The economic cost of catastrophes in Asia-Pacific came to US$50 billion, accounting for just 18 per cent of the global total, according to Germany-based Munich Re. However, only US$9 billion of that was insured, leaving an insurance gap of 83 per cent, much wider than the global average of 57 per cent.

“The natural disasters of 2021 have highlighted the enormity of the insurance gap in the Asia-Pacific region,” said Dr Achim Kassow, a member of Munich Re’s management board.

The costliest natural disaster in the region last year was the severe flood caused by heavy rainfall in central China’s Henan province in July. More than 300 people lost their lives and 50 more are still missing.

There were also huge property and agricultural losses. According to Munich Re, the overall economic cost was around US$16.5 billion, with only about 10 per cent of that insured.

A 7.1-magnitude earthquake struck off the east coast of Japan last February, causing losses of US$7.7 billion. The insured loss was just US$2.3 billion, creating an insurance gap of 70 per cent.

Globally, the US accounted for the highest share of natural disaster costs in 2021, at roughly US$145 billion, of which some US$85 billion was insured. The world’s most expensive natural catastrophe was Hurricane Ida that hit the US and Canada between late August and early September, causing overall losses of US$65 billion of which US$36 billion was insured.
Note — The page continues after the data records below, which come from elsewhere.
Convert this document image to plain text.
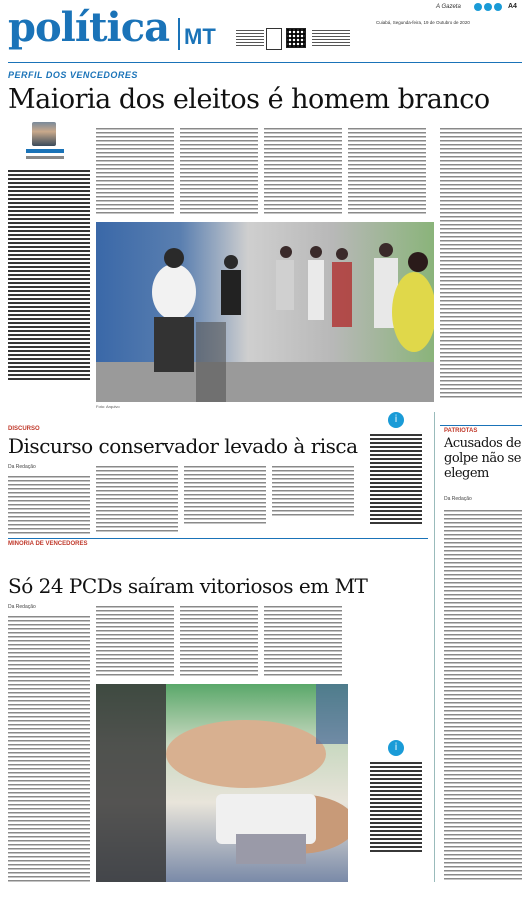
política MT
A Gazeta	A4
Cuiabá, Segunda-feira, 19 de Outubro de 2020
PERFIL DOS VENCEDORES
Maioria dos eleitos é homem branco
Foto: Arquivo
DISCURSO
Discurso conservador levado à risca
Da Redação
i
PATRIOTAS
Acusados de golpe não se elegem
Da Redação
MINORIA DE VENCEDORES
Só 24 PCDs saíram vitoriosos em MT
Da Redação
i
The flash flooding that followed extreme rainfall in Germany last July was the second costliest disaster worldwide in 2021, with an overall loss of US$54 billion, of which US$13 billion was covered by insurance.

Weather disasters are widely predicted to be exacerbated by climate change, which makes it all the more urgent for asset owners to take measures to protect against losses.
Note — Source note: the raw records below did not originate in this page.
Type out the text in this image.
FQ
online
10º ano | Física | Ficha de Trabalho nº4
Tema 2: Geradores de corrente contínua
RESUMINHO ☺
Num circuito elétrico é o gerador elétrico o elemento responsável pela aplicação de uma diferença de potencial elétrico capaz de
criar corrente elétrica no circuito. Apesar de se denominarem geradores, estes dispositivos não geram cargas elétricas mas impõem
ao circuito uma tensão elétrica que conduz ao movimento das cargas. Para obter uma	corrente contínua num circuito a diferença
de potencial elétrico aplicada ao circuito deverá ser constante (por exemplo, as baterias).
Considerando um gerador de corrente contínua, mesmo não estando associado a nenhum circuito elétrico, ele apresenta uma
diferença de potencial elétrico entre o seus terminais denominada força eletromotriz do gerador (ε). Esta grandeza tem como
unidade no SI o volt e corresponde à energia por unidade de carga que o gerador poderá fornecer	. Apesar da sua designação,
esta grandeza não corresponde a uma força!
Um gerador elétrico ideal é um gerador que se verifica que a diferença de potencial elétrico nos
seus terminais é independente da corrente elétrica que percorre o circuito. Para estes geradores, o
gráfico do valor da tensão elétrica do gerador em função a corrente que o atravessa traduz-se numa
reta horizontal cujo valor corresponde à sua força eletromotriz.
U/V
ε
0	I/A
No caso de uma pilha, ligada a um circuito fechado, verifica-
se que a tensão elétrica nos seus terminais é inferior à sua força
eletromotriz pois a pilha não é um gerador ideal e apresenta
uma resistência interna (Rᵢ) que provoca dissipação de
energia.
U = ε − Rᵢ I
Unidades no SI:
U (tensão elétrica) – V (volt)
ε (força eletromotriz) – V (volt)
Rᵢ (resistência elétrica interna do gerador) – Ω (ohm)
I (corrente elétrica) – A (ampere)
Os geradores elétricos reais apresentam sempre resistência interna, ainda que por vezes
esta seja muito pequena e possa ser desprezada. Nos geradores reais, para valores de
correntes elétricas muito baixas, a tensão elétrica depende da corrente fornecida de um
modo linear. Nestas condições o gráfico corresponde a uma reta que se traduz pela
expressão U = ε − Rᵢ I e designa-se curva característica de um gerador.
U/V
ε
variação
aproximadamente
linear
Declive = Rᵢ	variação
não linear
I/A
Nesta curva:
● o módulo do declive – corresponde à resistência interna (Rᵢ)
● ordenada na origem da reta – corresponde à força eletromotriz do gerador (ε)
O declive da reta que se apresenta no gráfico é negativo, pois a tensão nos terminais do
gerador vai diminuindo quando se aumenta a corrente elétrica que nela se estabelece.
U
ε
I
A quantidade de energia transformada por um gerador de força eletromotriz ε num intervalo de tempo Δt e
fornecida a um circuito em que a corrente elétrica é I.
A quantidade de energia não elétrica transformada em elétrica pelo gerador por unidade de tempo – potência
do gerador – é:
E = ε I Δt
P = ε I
“The 2021 disaster statistics are striking because some of the extreme weather events are of the kind that are likely to become more frequent or more severe as a result of climate change,” said Ernst Rauch, head of the climate solutions unit at Munich Re.

“Greater insurance density can help people and countries to better cope with the financial consequences of a disaster and help them return to a normal life.”

Developing public-private partnerships with governments could help prevent uninsured damage, he added.